The seller was Monogram Residential District REIT LLC (formerly Vehringer Harvard District REIT LLC), an affiliate of Texas-based Monogram Residential Trust that previously paid $56 million for the property in December 2010.
Holliday Fenoglio Fowler, LP (HFF) secured $51.2 million in acquisition financing for Venterra with Allstate Life Insurance Company, placing a seven-year, 4.06 percent fixed-rate loan which has four years of interest-only payments.

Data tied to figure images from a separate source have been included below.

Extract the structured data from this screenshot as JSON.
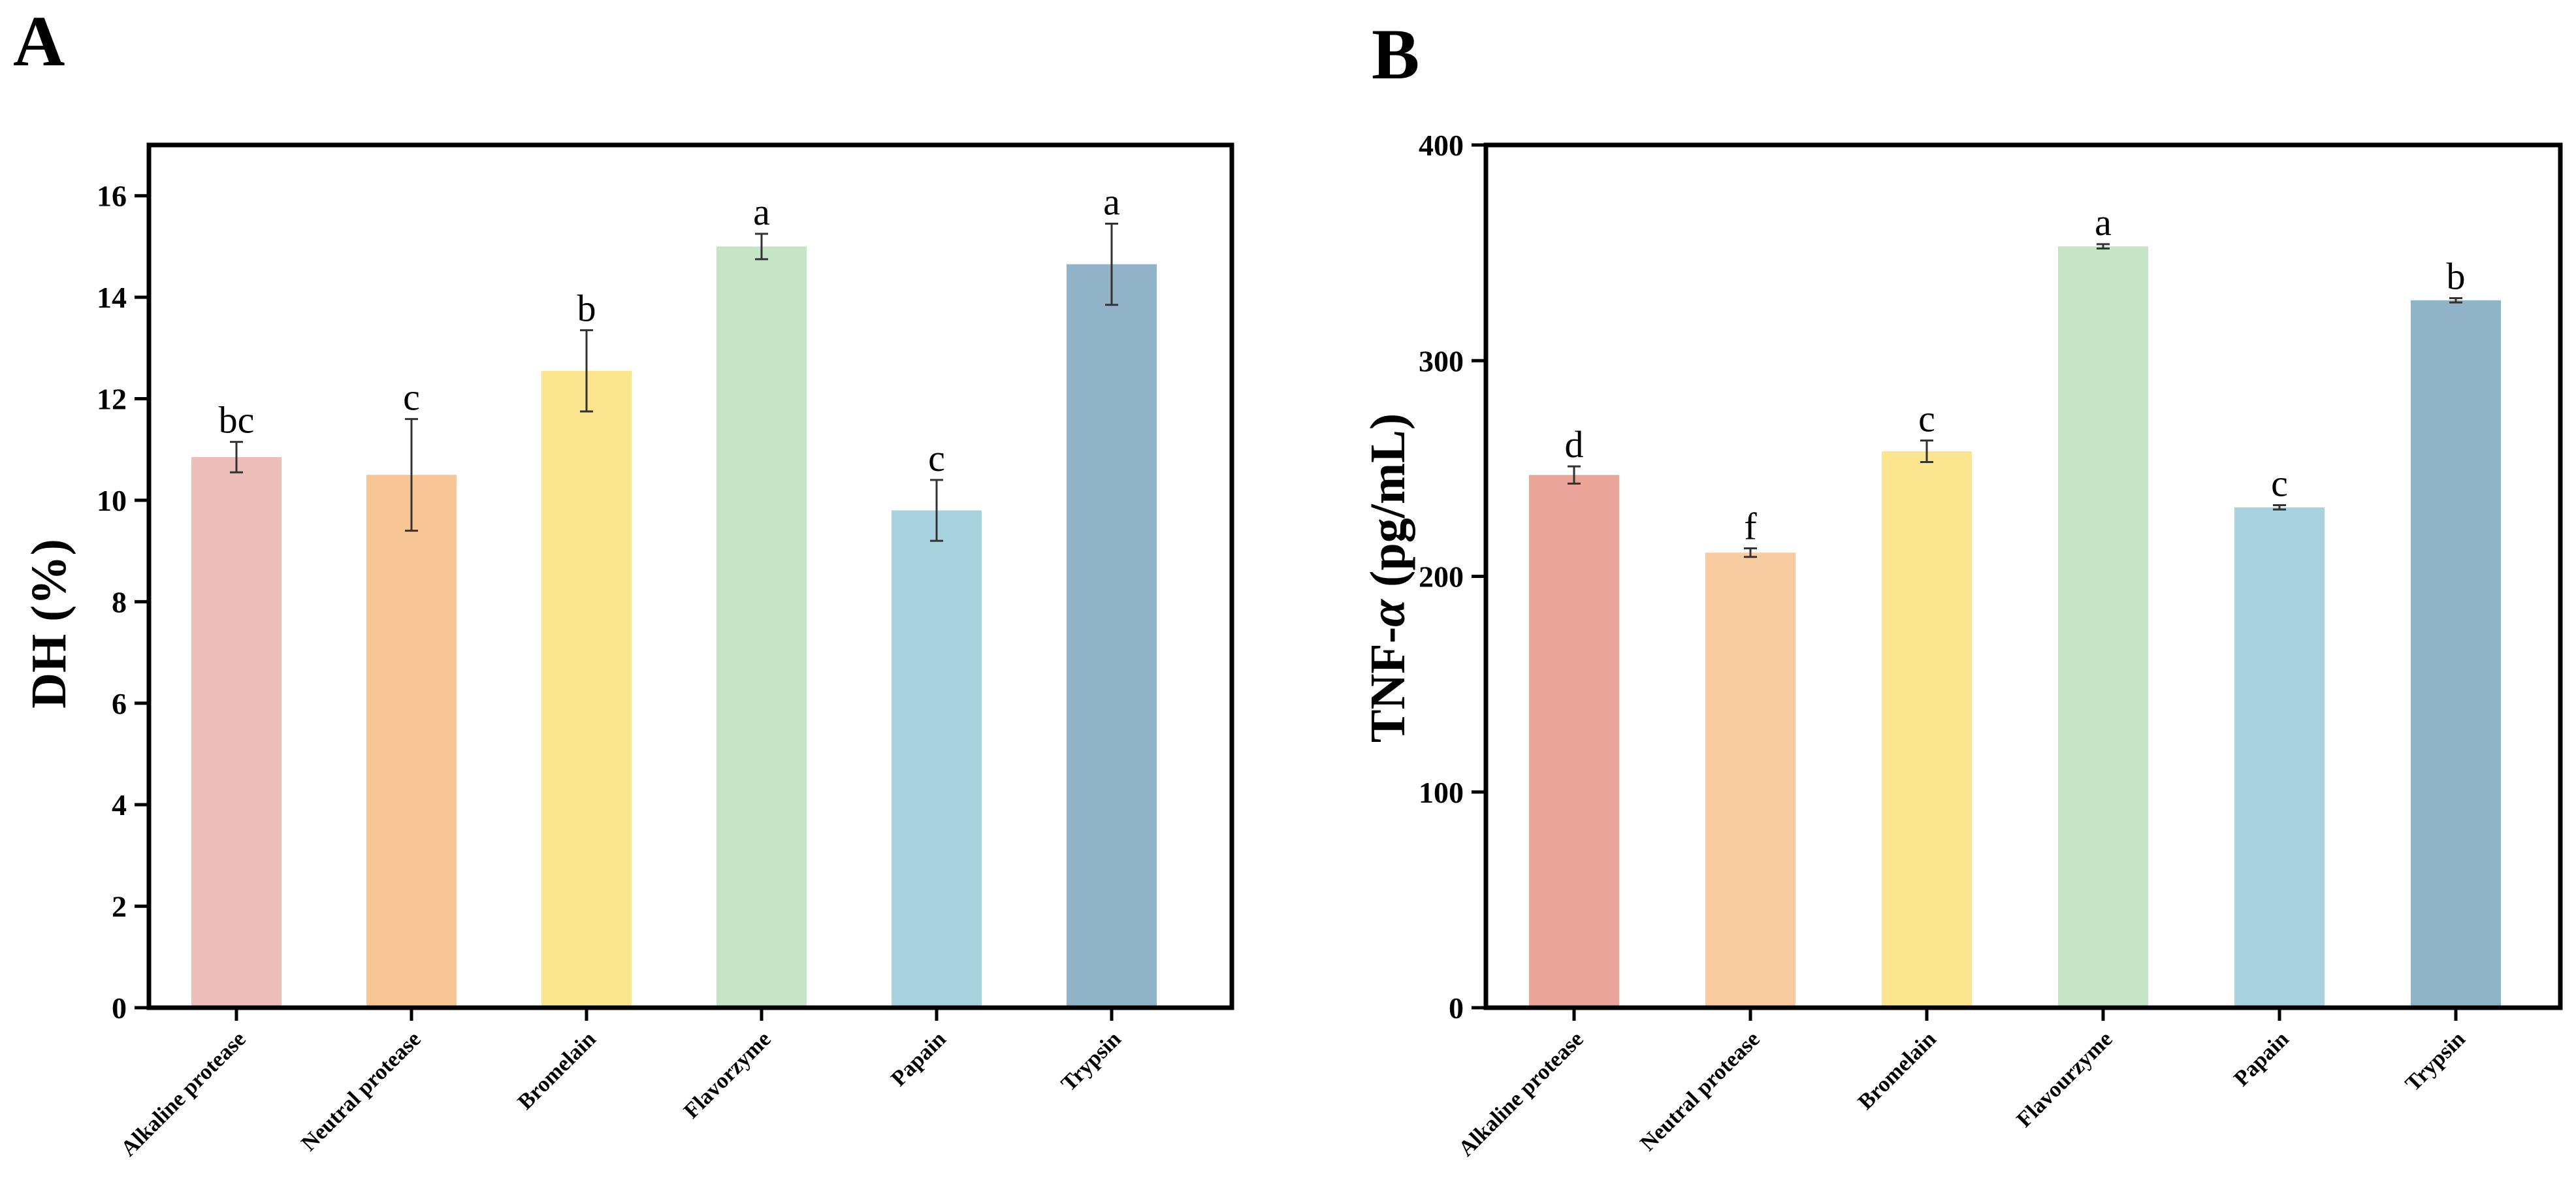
{
  "chart_data": [
    {
      "type": "bar",
      "panel": "A",
      "title": "",
      "xlabel": "",
      "ylabel": "DH (%)",
      "ylim": [
        0,
        17
      ],
      "yticks": [
        0,
        2,
        4,
        6,
        8,
        10,
        12,
        14,
        16
      ],
      "grid": false,
      "categories": [
        "Alkaline protease",
        "Neutral protease",
        "Bromelain",
        "Flavorzyme",
        "Papain",
        "Trypsin"
      ],
      "values": [
        10.85,
        10.5,
        12.55,
        15.0,
        9.8,
        14.65
      ],
      "errors": [
        0.3,
        1.1,
        0.8,
        0.25,
        0.6,
        0.8
      ],
      "significance": [
        "bc",
        "c",
        "b",
        "a",
        "c",
        "a"
      ],
      "colors": [
        "#EDBDB9",
        "#F8C594",
        "#FBE58E",
        "#C6E5C6",
        "#A9D2DF",
        "#90B3C7"
      ]
    },
    {
      "type": "bar",
      "panel": "B",
      "title": "",
      "xlabel": "",
      "ylabel": "TNF-α (pg/mL)",
      "ylabel_parts": [
        "TNF-",
        "α",
        " (pg/mL)"
      ],
      "ylim": [
        0,
        400
      ],
      "yticks": [
        0,
        100,
        200,
        300,
        400
      ],
      "grid": false,
      "categories": [
        "Alkaline protease",
        "Neutral protease",
        "Bromelain",
        "Flavourzyme",
        "Papain",
        "Trypsin"
      ],
      "values": [
        247,
        211,
        258,
        353,
        232,
        328
      ],
      "errors": [
        4,
        2,
        5,
        1,
        1,
        1
      ],
      "significance": [
        "d",
        "f",
        "c",
        "a",
        "c",
        "b"
      ],
      "colors": [
        "#EBA598",
        "#F8CBA0",
        "#FBE58E",
        "#C6E5C6",
        "#A9D2DF",
        "#90B3C7"
      ]
    }
  ]
}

Directly across Universal Boulevard from The District, developers are preparing the 20-acre Destination Shoppes as phased development of 150,000 square feet of retail, dining and entertainment. The latest plans from November include a 7-Eleven fuel station and 51,438 square feet of retail.
And multifamily developer ContraVest should break ground on horizontal site work in April for the 344-unit Addison at Universal apartments, planned for 12.17 acres across the street from The District and surrounded by the future Destination Shoppes.
Looking forward, Venterra will be actively seeking more assets in Orlando. The company recently hired Ryan Smyth to serve as associate director of acquisitions in Orlando.
"We're looking for properties from 1985 or newer that are well-located and have some kind of value-add opportunity," Marbach said. "We do purchase a lot of deals off market, or deals with loan assumptions that many investors typically avoid."